Building a Modern Website
Part 1: Starting Before the Code

Starting Before the Code
Building a website today is both much easier and much harder than it used to be. We have endless frameworks, tools, and even AI assistants to help us ship faster than ever.
Yet many websites still end up more complex than they need to be. Projects often start by choosing the hottest framework or experimenting with the latest technology, while the actual purpose of the site gets less attention. How does it behave on slower connections? How does it work for users who rely on accessibility features? And does it really need 511 different animations?
Early in any project, a few simple questions matter more than the tech stack: Who is the website for? What level of content should it have? And perhaps most importantly: can we keep it simple?
The natural instinct is often to begin with the visuals, like a hero image, a font choice, or the first interactive element. In many projects we've worked on, however, the sites that age best usually start somewhere else: defining the engineering constraints early.
Accessibility, performance, SEO, and long-term maintainability rarely appear by accident. When they are treated as first-class requirements from the start, the implementation tends to become both simpler and more resilient over time.
Defining non-functional requirements early
Modern websites are expected to satisfy more than visual requirements:
- Accessibility — usable via keyboard and assistive technologies
- Performance — fast loading even on slower networks
- SEO — clear semantic structure and crawlable content
- Maintainability — simple enough to evolve over time
Treating these as architectural constraints rather than post-launch improvements often prevents costly redesigns later.
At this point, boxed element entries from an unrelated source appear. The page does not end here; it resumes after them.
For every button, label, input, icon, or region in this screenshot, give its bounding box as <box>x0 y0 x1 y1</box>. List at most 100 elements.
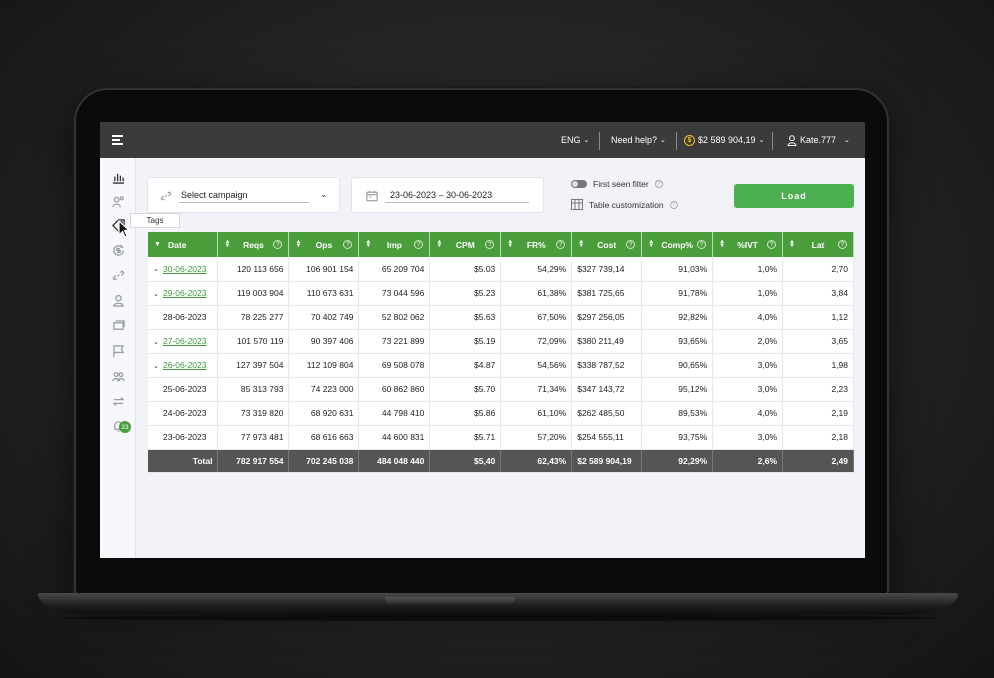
laptop-notch <box>385 597 515 604</box>
sort-icon[interactable]: ▲ ▼ <box>648 239 654 249</box>
comp-cell: 91,03% <box>641 257 714 282</box>
user-icon[interactable] <box>111 293 125 307</box>
table-customization[interactable]: Table customization ? <box>571 199 678 210</box>
help-icon[interactable]: ? <box>654 180 663 188</box>
column-header-imp[interactable]: ▲ ▼? Imp <box>358 232 431 257</box>
cpm-cell: $5.19 <box>429 329 502 354</box>
help-icon[interactable]: ? <box>273 240 283 249</box>
comp-cell: 93,75% <box>641 425 714 450</box>
imp-cell: 65 209 704 <box>358 257 431 282</box>
date-value: 25-06-2023 <box>163 384 207 394</box>
help-menu[interactable]: Need help? ⌄ <box>611 122 666 158</box>
first-seen-filter[interactable]: First seen filter ? <box>571 179 663 189</box>
sort-icon[interactable]: ▲ ▼ <box>436 239 442 249</box>
lat-cell: 2,23 <box>782 377 854 402</box>
campaign-placeholder: Select campaign <box>181 190 248 200</box>
cost-cell: $297 256,05 <box>571 305 643 330</box>
refresh-dollar-icon[interactable] <box>111 243 125 257</box>
user-menu[interactable]: Kate.777 ⌄ <box>787 122 850 158</box>
date-value: 23-06-2023 <box>163 432 207 442</box>
table-customization-label: Table customization <box>589 199 664 210</box>
date-cell[interactable]: ⌄ 29-06-2023 <box>148 281 219 306</box>
cpm-cell: $5.70 <box>429 377 502 402</box>
chevron-down-icon[interactable]: ⌄ <box>153 362 159 370</box>
column-header-lat[interactable]: ▲ ▼? Lat <box>782 232 854 257</box>
help-icon[interactable]: ? <box>767 240 777 249</box>
ivt-cell: 4,0% <box>712 305 784 330</box>
calendar-icon <box>366 190 378 202</box>
date-value[interactable]: 30-06-2023 <box>163 264 206 274</box>
link-icon[interactable] <box>111 268 125 282</box>
sort-icon[interactable]: ▲ ▼ <box>789 239 795 249</box>
notification-badge: 23 <box>119 421 131 433</box>
column-header-reqs[interactable]: ▲ ▼? Reqs <box>217 232 290 257</box>
ops-cell: 70 402 749 <box>288 305 360 330</box>
help-icon[interactable]: ? <box>697 240 707 249</box>
flag-icon[interactable] <box>111 344 125 358</box>
load-button[interactable]: Load <box>734 184 854 208</box>
language-selector[interactable]: ENG ⌄ <box>561 122 589 158</box>
bar-chart-icon[interactable] <box>111 170 125 184</box>
column-header-cpm[interactable]: ▲ ▼? CPM <box>429 232 502 257</box>
stats-table: ▼ Date ▲ ▼? Reqs ▲ ▼? Ops ▲ ▼? Imp ▲ ▼? CPM ▲ ▼? FR% ▲ ▼? C… <box>148 232 854 473</box>
ivt-cell: 3,0% <box>712 425 784 450</box>
date-value: 24-06-2023 <box>163 408 207 418</box>
reqs-cell: 101 570 119 <box>217 329 290 354</box>
date-value[interactable]: 29-06-2023 <box>163 288 206 298</box>
column-header-label: Lat <box>811 239 825 250</box>
user-icon <box>787 134 797 146</box>
date-value[interactable]: 26-06-2023 <box>163 360 206 370</box>
sort-icon[interactable]: ▲ ▼ <box>295 239 301 249</box>
date-range-picker[interactable]: 23-06-2023 – 30-06-2023 <box>351 177 544 213</box>
campaign-select[interactable]: Select campaign ⌄ <box>147 177 340 213</box>
column-header-fr[interactable]: ▲ ▼? FR% <box>500 232 573 257</box>
layers-icon[interactable] <box>111 318 125 332</box>
chevron-down-icon[interactable]: ⌄ <box>153 265 159 273</box>
date-cell[interactable]: ⌄ 27-06-2023 <box>148 329 219 354</box>
cost-cell: $327 739,14 <box>571 257 643 282</box>
column-header-ops[interactable]: ▲ ▼? Ops <box>288 232 360 257</box>
cost-cell: $262 485,50 <box>571 401 643 426</box>
help-icon[interactable]: ? <box>414 240 424 249</box>
imp-cell: 73 044 596 <box>358 281 431 306</box>
users-icon[interactable] <box>111 369 125 383</box>
help-icon[interactable]: ? <box>626 240 636 249</box>
divider <box>676 132 677 150</box>
help-icon[interactable]: ? <box>343 240 353 249</box>
column-header-ivt[interactable]: ▲ ▼? %IVT <box>712 232 784 257</box>
column-header-date[interactable]: ▼ Date <box>148 232 219 257</box>
sort-icon[interactable]: ▲ ▼ <box>365 239 371 249</box>
imp-cell: 69 508 078 <box>358 353 431 378</box>
total-cost-cell: $2 589 904,19 <box>571 449 643 473</box>
reqs-cell: 73 319 820 <box>217 401 290 426</box>
help-icon[interactable]: ? <box>485 240 495 249</box>
first-seen-toggle[interactable] <box>571 180 587 188</box>
sort-icon[interactable]: ▲ ▼ <box>224 239 230 249</box>
sort-icon[interactable]: ▲ ▼ <box>719 239 725 249</box>
sort-icon[interactable]: ▲ ▼ <box>578 239 584 249</box>
chevron-down-icon[interactable]: ⌄ <box>153 338 159 346</box>
chevron-down-icon[interactable]: ⌄ <box>153 290 159 298</box>
menu-icon[interactable] <box>112 135 123 148</box>
column-header-cost[interactable]: ▲ ▼? Cost <box>571 232 643 257</box>
divider <box>599 132 600 150</box>
column-header-comp[interactable]: ▲ ▼? Comp% <box>641 232 714 257</box>
total-label: Total <box>148 449 219 473</box>
ops-cell: 112 109 804 <box>288 353 360 378</box>
fr-cell: 71,34% <box>500 377 573 402</box>
date-cell[interactable]: ⌄ 30-06-2023 <box>148 257 219 282</box>
date-value: 28-06-2023 <box>163 312 207 322</box>
users-group-icon[interactable] <box>111 194 125 208</box>
help-icon[interactable]: ? <box>669 200 678 209</box>
help-icon[interactable]: ? <box>838 240 847 249</box>
date-cell[interactable]: ⌄ 26-06-2023 <box>148 353 219 378</box>
date-value[interactable]: 27-06-2023 <box>163 336 206 346</box>
ivt-cell: 3,0% <box>712 353 784 378</box>
swap-icon[interactable] <box>111 394 125 408</box>
cpm-cell: $5.86 <box>429 401 502 426</box>
help-icon[interactable]: ? <box>556 240 566 249</box>
sort-icon[interactable]: ▲ ▼ <box>507 239 513 249</box>
balance-menu[interactable]: $ $2 589 904,19 ⌄ <box>684 122 764 158</box>
ops-cell: 68 616 663 <box>288 425 360 450</box>
table-row: 28-06-2023 78 225 277 70 402 749 52 802 062… <box>148 305 854 330</box>
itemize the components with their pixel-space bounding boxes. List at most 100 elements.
Choosing the simplest stack that solves the problem
Not every project requires a heavy frontend framework.
For many company websites, a simple stack built on semantic HTML, modern CSS, and small amounts of JavaScript often provides:
- Better performance
- Fewer dependencies
- Easier long-term maintenance
- Improved resilience
There are many valid approaches, but starting with the simplest viable architecture often provides the most flexibility.
Thinking in layers
A useful mental model when building websites is to think in layers:
Requirements
↓
Structure (HTML)
↓
Layout & Styling (CSS)
↓
Behavior (JavaScript)
↓
Enhancement (animations, effects)
Building in layers helps preserve accessibility, performance, and maintainability as the project evolves. This layered approach also enables progressive enhancement, ensuring the core experience remains usable even when JavaScript fails or is unavailable.
What we’ll build in this series
In this series we’ll walk through how we approach building modern company websites using:
- Semantic HTML as the structural foundation
- TailwindCSS for scalable styling
- Carefully applied JavaScript and animations
- Accessibility, performance, and SEO considerations from the start
Each part will focus on one practical aspect of the process, from structure and layout to typography systems, animation strategies, and production readiness. The goal is not to showcase the latest tools, but to demonstrate how simple architectural decisions can produce websites that remain fast, accessible, and maintainable over time.